OF THE MAKING of reforms," Confucius is said to have said, "there is no end." With regard to college sports, he might have added: Especially when the reforms are half-hearted.
If the National Collegiate Athletic Association is serious about making reforms in college sports, there's one sweeping measure that is simple, fair and economically advantageous: Do away with athletic scholarships.
Scarcely a week goes by without news of some fresh scandal involving the football programs at our major schools. Steroids at Notre Dame. Chaos at Oklahoma. The off-campus activities of the Miami Hurricanes alone could have kept Don Johnson and the crew of "Miami Vice" busy for another season. And how serious is the NCAA about solving these problems?
The NCAA's usual response, when it gets around to taking action, is to punish thousands of students and student athletes by barring their schools' teams from TV and post-season competition. Of course students and student athletes are easier to punish than coaches and administrators; they have no rights.
In a recent issue of Sports Illustrated, the writer Douglas Looney suggested that a return to one-platoon football would cut the average school's athletic budget by nearly 25 percent, largely because the NCAA's current limit of 95 scholarships per year could be reduced to 60.
Why not go a step further?

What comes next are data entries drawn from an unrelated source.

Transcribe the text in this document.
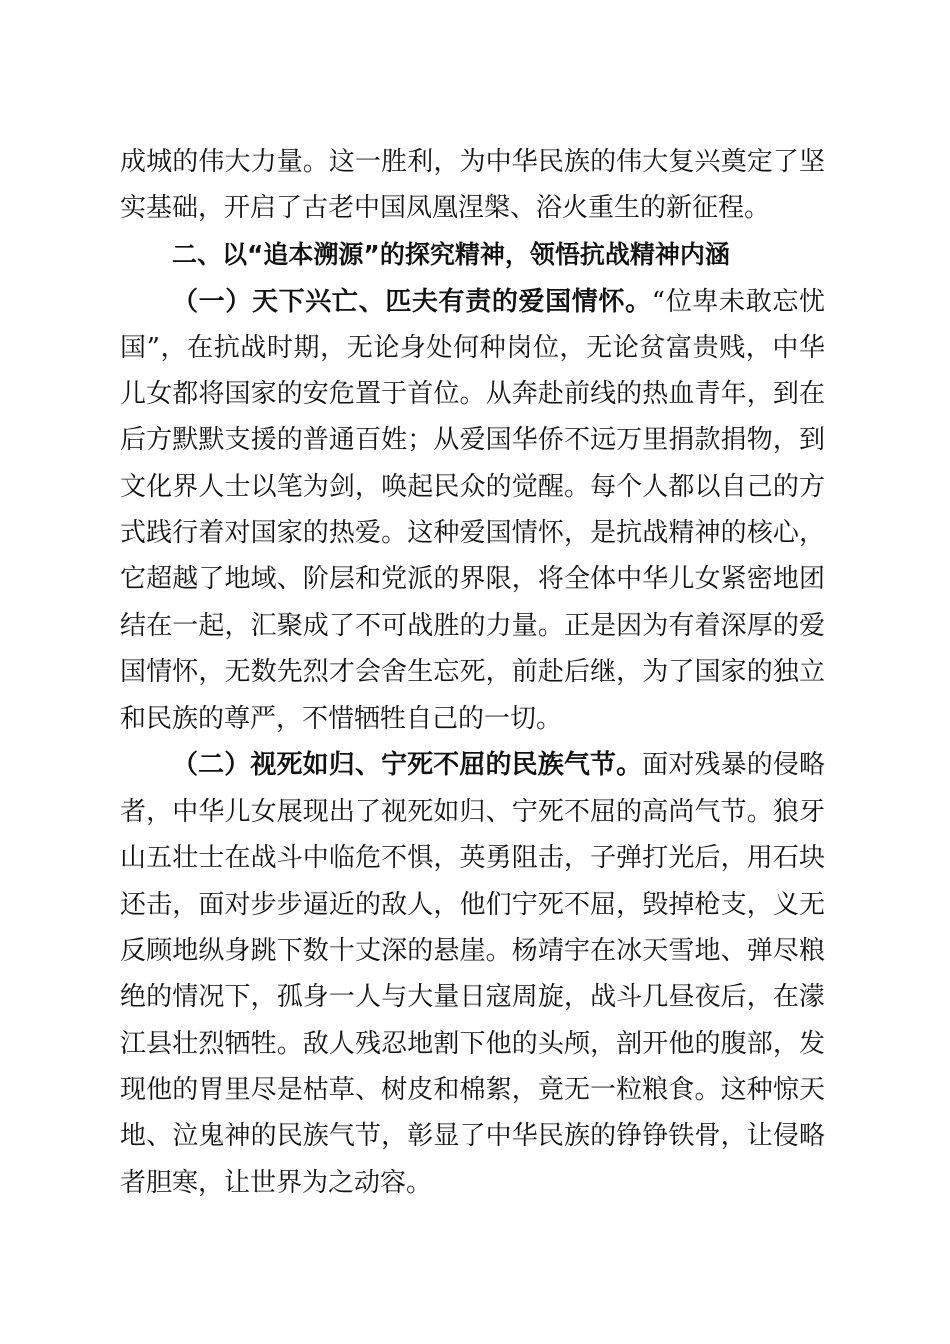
成城的伟大力量。这一胜利，为中华民族的伟大复兴奠定了坚
实基础，开启了古老中国凤凰涅槃、浴火重生的新征程。
二、以“追本溯源”的探究精神，领悟抗战精神内涵
（一）天下兴亡、匹夫有责的爱国情怀。“位卑未敢忘忧
国”，在抗战时期，无论身处何种岗位，无论贫富贵贱，中华
儿女都将国家的安危置于首位。从奔赴前线的热血青年，到在
后方默默支援的普通百姓；从爱国华侨不远万里捐款捐物，到
文化界人士以笔为剑，唤起民众的觉醒。每个人都以自己的方
式践行着对国家的热爱。这种爱国情怀，是抗战精神的核心，
它超越了地域、阶层和党派的界限，将全体中华儿女紧密地团
结在一起，汇聚成了不可战胜的力量。正是因为有着深厚的爱
国情怀，无数先烈才会舍生忘死，前赴后继，为了国家的独立
和民族的尊严，不惜牺牲自己的一切。
（二）视死如归、宁死不屈的民族气节。面对残暴的侵略
者，中华儿女展现出了视死如归、宁死不屈的高尚气节。狼牙
山五壮士在战斗中临危不惧，英勇阻击，子弹打光后，用石块
还击，面对步步逼近的敌人，他们宁死不屈，毁掉枪支，义无
反顾地纵身跳下数十丈深的悬崖。杨靖宇在冰天雪地、弹尽粮
绝的情况下，孤身一人与大量日寇周旋，战斗几昼夜后，在濛
江县壮烈牺牲。敌人残忍地割下他的头颅，剖开他的腹部，发
现他的胃里尽是枯草、树皮和棉絮，竟无一粒粮食。这种惊天
地、泣鬼神的民族气节，彰显了中华民族的铮铮铁骨，让侵略
者胆寒，让世界为之动容。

Since most of the schools that compete in big-time football would lose money if not for TV, why not save everyone a lot more money by eliminating athletic scholarships entirely?

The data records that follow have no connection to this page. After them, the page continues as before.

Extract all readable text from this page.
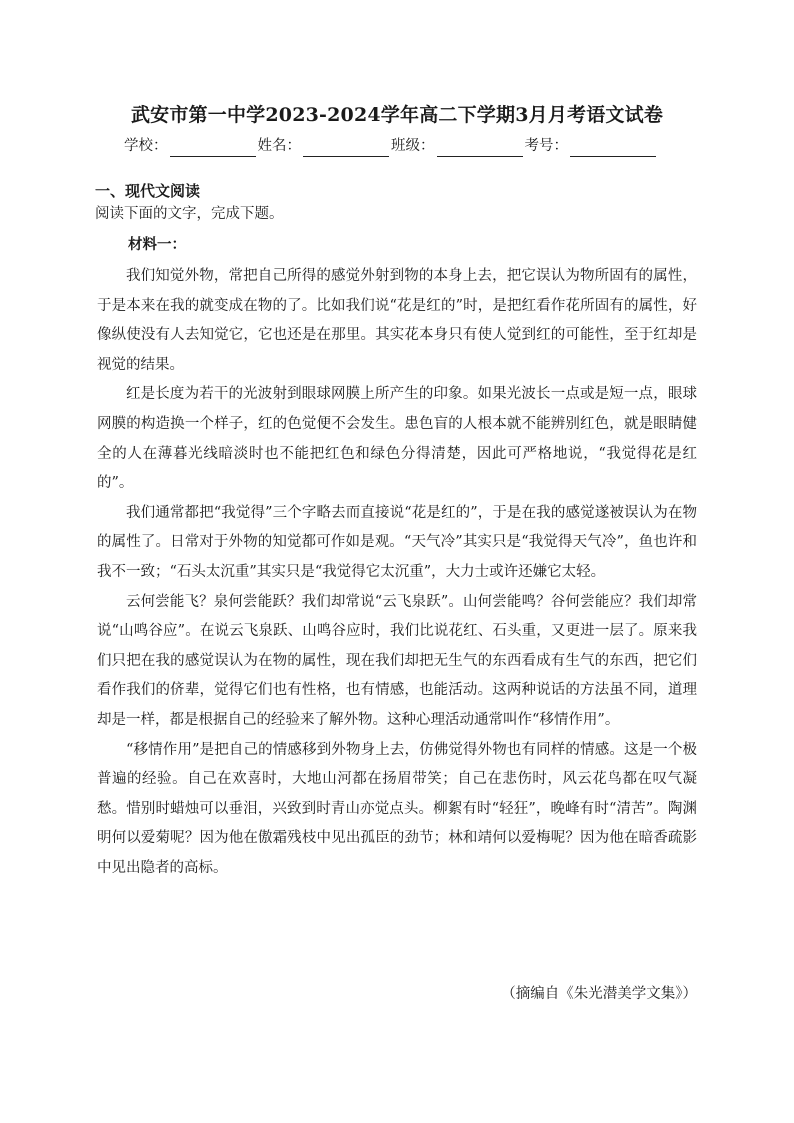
武安市第一中学2023-2024学年高二下学期3月月考语文试卷
学校：	姓名：	班级：	考号：
一、现代文阅读
阅读下面的文字，完成下题。
材料一：

我们知觉外物，常把自己所得的感觉外射到物的本身上去，把它误认为物所固有的属性，于是本来在我的就变成在物的了。比如我们说“花是红的”时，是把红看作花所固有的属性，好像纵使没有人去知觉它，它也还是在那里。其实花本身只有使人觉到红的可能性，至于红却是视觉的结果。

红是长度为若干的光波射到眼球网膜上所产生的印象。如果光波长一点或是短一点，眼球网膜的构造换一个样子，红的色觉便不会发生。患色盲的人根本就不能辨别红色，就是眼睛健全的人在薄暮光线暗淡时也不能把红色和绿色分得清楚，因此可严格地说，“我觉得花是红的”。

我们通常都把“我觉得”三个字略去而直接说“花是红的”，于是在我的感觉遂被误认为在物的属性了。日常对于外物的知觉都可作如是观。“天气冷”其实只是“我觉得天气冷”，鱼也许和我不一致；“石头太沉重”其实只是“我觉得它太沉重”，大力士或许还嫌它太轻。

云何尝能飞？泉何尝能跃？我们却常说“云飞泉跃”。山何尝能鸣？谷何尝能应？我们却常说“山鸣谷应”。在说云飞泉跃、山鸣谷应时，我们比说花红、石头重，又更进一层了。原来我们只把在我的感觉误认为在物的属性，现在我们却把无生气的东西看成有生气的东西，把它们看作我们的侪辈，觉得它们也有性格，也有情感，也能活动。这两种说话的方法虽不同，道理却是一样，都是根据自己的经验来了解外物。这种心理活动通常叫作“移情作用”。

“移情作用”是把自己的情感移到外物身上去，仿佛觉得外物也有同样的情感。这是一个极普遍的经验。自己在欢喜时，大地山河都在扬眉带笑；自己在悲伤时，风云花鸟都在叹气凝愁。惜别时蜡烛可以垂泪，兴致到时青山亦觉点头。柳絮有时“轻狂”，晚峰有时“清苦”。陶渊明何以爱菊呢？因为他在傲霜残枝中见出孤臣的劲节；林和靖何以爱梅呢？因为他在暗香疏影中见出隐者的高标。

（摘编自《朱光潜美学文集》）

Today's college athletes are professionals in every significant way except one: They don't get paid. They are there not to learn but to make money for the colleges. The money is a fact of life and can't be done away with so long as millions of alumni and fans are willing to pay for tickets and turn on their television sets. What's to be done short of turning 18-year-olds into legitimate professionals?
For starters, colleges can get out of the business of being a cost-free minor league for the pro leagues. The elimination of athletic scholarships would mean that football and basketball players would be ill-prepared for pro sports. But why should that concern colleges?
Colleges would be forced to try something new: to field teams comprising college students, not future pro draft picks. There would be no more preferential treatment for "scholar-athletes."
Without athletic scholarships, we'd really find out if students from Miami play football better than students from Notre Dame. More to the point, we'd find out if Miami and Notre Dame, once their recruiting machines are gone, are really better than, say, Northwestern and Georgia Tech.
The primary objections to this come, as you'd expect, from the coaches and NCAA administrators. If would cut down on revenues, they say.
But why? Even if the networks paid less for a game played by nonscholarship athletes, the schools would still earn big bucks; certainly more than it would have cost them to field the teams.
The second objection is stickier: The elimination of athletic scholarships would mean fewer minority -- mostly black -- athletes. Though this would be true, at least for a while, it wouldn't necessarily mean fewer minority college students. There may be nothing that can be done about the vast sums of money NCAA sports are bringing in, but something can be done about how the money is spent.
Most colleges put most of their basketball and football money back into their sports programs. Eliminate athletic scholarships and the money saved could go toward putting minority students in school.
Then, the millions brought in by college students would at least benefit college students. Instead of sending thousands of uneducated jocks out to face a hostile society every year, colleges would have the chance to send thousands of professionals into a society that needs them badly.
Allen Barra writes frequently about sports.